Mathematisches Denken ist ja nicht gleichbedeutend mit „Rechnenkönnen“ (großer Irrtum vieler Menschen…); es ist viel mehr! Für uns, die wir mit Kita-Kindern zu tun haben, ist es wichtig zu wissen, dass eine zentrale Grundlage das Erfahren und Verstehen von Strukturen und Mustern ist. Mathematiker selbst bezeichnen ihren Gegenstand als „Wissenschaft von den Mustern“; auch unser Zahlensystem funktioniert mit zahlreichen Mustern (die Mathematikern große Freude bereiten). Das Zehner-Muster ist nur ein sehr grundlegendes davon.
Geschick und Geläufigkeit beim Umgang mit Mustern und Strukturen erwerben Kinder durch Tun: indem sie Muster und Strukturen erleben, herstellen, ihre vielfältigen Erfahrungen damit machen. Im Alltag (beispielsweise beim Tischdecken: jedem Esser einen Teller, einen Löffel, einen Becher zuordnen: Das ist eine Struktur!), beim kreativen Gestalten (Mandalas sind Muster, beim Kettenäuffädeln, beim Malen und Basteln und vielem mehr können Muster und Strukturen „hand-greiflich“ erlebt werden)… und eben beim Musikmachen. Denn Musik ist etwas, bei dem man Strukturen und Muster hören, spüren, erleben kann. Das will ich an drei Punkten zeigen:
1. Rhythmus ist ein Muster
Solche Übungen sind typischerweise in Vorschul-Trainingsheften zu finden:
¨ ¡ u ¨ ¡ u ¨ ¡ u ¨ ¡ … … … … … Wie geht es weiter?

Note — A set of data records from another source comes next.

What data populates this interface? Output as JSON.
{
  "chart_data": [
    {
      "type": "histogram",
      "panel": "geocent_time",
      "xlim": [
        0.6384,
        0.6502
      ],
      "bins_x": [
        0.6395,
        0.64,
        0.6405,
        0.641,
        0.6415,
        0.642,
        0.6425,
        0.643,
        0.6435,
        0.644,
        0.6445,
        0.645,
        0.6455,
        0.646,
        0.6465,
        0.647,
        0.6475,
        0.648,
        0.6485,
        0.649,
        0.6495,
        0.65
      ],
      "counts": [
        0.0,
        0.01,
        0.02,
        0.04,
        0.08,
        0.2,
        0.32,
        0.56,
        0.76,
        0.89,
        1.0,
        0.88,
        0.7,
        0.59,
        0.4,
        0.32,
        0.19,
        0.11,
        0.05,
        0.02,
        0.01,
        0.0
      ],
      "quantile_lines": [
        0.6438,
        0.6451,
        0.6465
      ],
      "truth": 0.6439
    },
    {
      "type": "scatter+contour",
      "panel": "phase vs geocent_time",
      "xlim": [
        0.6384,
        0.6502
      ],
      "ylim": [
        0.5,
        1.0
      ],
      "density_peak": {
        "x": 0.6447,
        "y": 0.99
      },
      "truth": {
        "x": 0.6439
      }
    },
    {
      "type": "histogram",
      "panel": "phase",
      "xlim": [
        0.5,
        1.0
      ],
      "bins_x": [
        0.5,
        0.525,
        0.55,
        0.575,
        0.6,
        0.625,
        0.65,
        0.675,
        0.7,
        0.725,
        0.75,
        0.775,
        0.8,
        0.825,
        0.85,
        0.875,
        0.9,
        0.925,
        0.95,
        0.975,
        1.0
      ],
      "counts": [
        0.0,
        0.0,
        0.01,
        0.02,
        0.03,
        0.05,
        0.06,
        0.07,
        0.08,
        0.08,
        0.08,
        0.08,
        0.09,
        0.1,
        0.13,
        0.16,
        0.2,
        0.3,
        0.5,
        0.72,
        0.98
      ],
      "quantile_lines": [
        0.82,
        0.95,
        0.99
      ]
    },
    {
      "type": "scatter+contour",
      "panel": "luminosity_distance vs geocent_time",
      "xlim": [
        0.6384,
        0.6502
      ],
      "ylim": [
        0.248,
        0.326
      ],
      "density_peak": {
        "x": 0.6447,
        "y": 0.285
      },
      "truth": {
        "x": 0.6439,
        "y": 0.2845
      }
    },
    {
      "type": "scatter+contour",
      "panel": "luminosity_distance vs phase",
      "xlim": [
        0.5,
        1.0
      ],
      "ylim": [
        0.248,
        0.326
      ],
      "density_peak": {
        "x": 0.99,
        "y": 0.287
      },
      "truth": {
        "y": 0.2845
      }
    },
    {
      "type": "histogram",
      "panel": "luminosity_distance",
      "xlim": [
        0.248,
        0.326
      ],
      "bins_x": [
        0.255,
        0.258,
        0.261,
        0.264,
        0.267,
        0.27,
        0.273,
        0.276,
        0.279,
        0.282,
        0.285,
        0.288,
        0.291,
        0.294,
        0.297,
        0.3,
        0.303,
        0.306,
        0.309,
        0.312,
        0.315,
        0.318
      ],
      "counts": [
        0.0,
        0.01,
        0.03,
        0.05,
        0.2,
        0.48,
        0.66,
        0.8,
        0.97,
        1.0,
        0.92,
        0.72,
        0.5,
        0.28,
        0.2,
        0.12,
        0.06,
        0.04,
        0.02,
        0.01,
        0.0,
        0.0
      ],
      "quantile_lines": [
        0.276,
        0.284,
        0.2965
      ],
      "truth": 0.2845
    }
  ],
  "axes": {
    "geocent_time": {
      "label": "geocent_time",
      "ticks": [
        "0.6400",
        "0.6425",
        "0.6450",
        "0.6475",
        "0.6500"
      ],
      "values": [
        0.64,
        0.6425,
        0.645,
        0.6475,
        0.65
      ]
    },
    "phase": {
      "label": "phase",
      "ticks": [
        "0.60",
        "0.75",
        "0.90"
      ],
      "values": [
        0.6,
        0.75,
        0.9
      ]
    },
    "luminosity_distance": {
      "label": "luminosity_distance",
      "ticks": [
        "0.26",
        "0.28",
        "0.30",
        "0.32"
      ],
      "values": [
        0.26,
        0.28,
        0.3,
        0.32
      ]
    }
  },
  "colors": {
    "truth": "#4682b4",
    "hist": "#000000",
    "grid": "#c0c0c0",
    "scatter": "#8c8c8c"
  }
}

Hier geht es darum, ein Muster zu erkennen; die Kinder sollen es befolgen, wenn sie mit ihrem Buntstift die folgenden Formen aufzeichnen.
Rhythmus in der Musik ist ein ebensolches Muster. Nur, dass es andere Sinne anspricht: unser Gehör beim Zuhören, den ganzen Körper beim Singen, Tanzen und Musikmachen. Solche Rhythmus-Muster erleben Kinder beispielsweise…
… beim Trommeln: vielleicht laut – leise – leise – laut – leise – leise – laut – leise – leise…
oder bumm – Pause – bummbumm – Pause – bumm – Pause – bummbumm…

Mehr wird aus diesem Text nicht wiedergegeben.